When he returned, she said, “You know what? I am scary. Be afraid of me. Be very, very morbid and horrified. And then never call me again.”
“I think,” he said, adding the cigarette butt to the pile in the ashtray, “that you should drive over here and help me untangle my nerves.” He glanced at the clock. “You could be here in fifteen minutes.”
“Oh. Now you ask?” she said. “Why didn’t you say get your ass over here in the first place? Why didn’t you admit right off that you want me.”
“Because,” he said, pacing. “I’m blocked—”
“Brain?” she said. “Heart? Work? Which blockage, Sherlock? Which?”
He bent to his knees and peered under the desk. There was the file box, filled to overflowing with rough drafts.
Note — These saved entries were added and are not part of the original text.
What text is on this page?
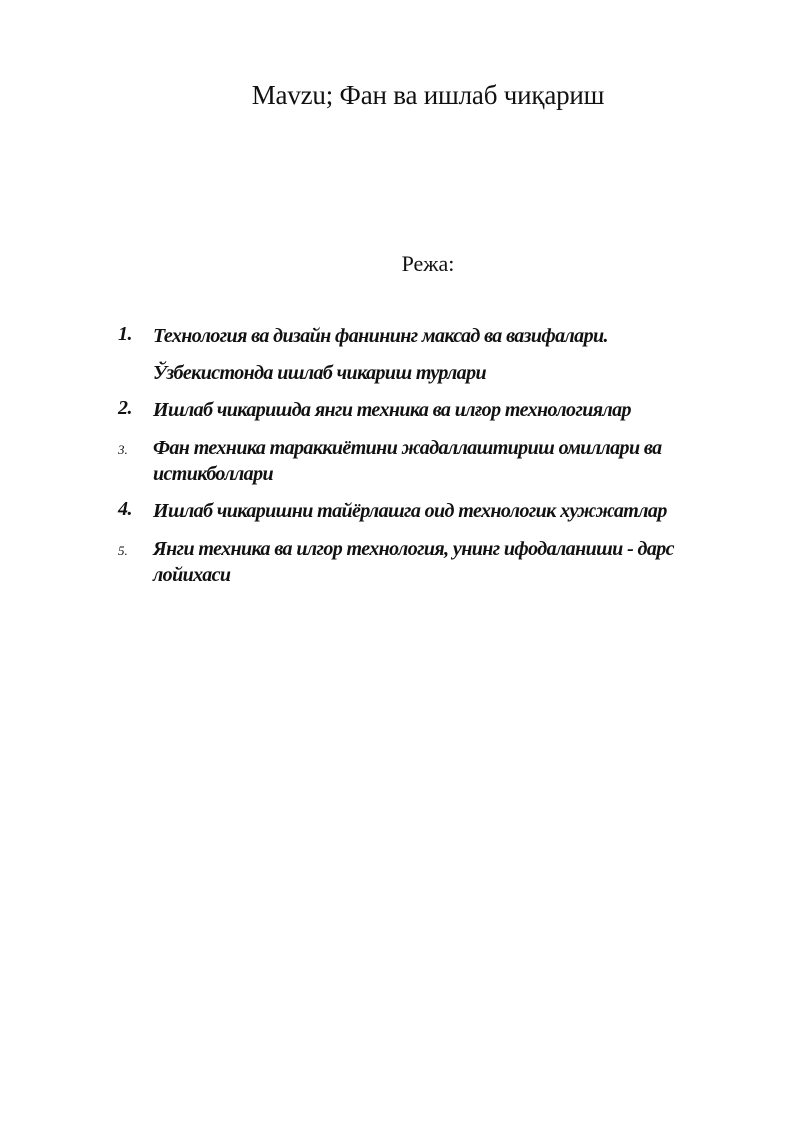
Mavzu; Фан ва ишлаб чиқариш
Режа:
1. Технология ва дизайн фанининг максад ва вазифалари.
Ўзбекистонда ишлаб чикариш турлари
2. Ишлаб чикаришда янги техника ва илғор технологиялар
3. Фан техника тараккиётини жадаллаштириш омиллари ва
истикболлари
4. Ишлаб чикаришни тайёрлашга оид технологик хужжатлар
5. Янги техника ва илгор технология, унинг ифодаланиши - дарс
лойихаси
Hello my genetic mercenary. “You have given me enough material for the rest of my life,” he said, head swimming. “Please—edit me.”
“Slag!”
He collapsed on the white carpet. Outside the closed study door, the tortoiseshell cat meowed pitifully.
“Please?” He closed his eyes and pictured her the last time he’d seen her, right before he slammed her into her car and she sped off. “Do you still look fantastic in black fishnet bodystockings?” he whispered.
The dial tone droned in his ear. For the next hour he called, but she wouldn’t answer. Voicemail never kicked in. At some point he stood before the floor to ceiling windows in the living room, the maroon shades raised. He stared at the deserted westside pavement, chain smoking, gulping scotch from a crystal tumbler. Whenever headlights swept the street, his heart lurched and he recalled old, powerful dreams.
Once, he left his post to leaf through his great grandfather’s dictionary. Synapse was not listed, not even when he tried alternate spellings.
He returned to the windows, ignoring the crying cat, sucking nicotine until his lungs ached.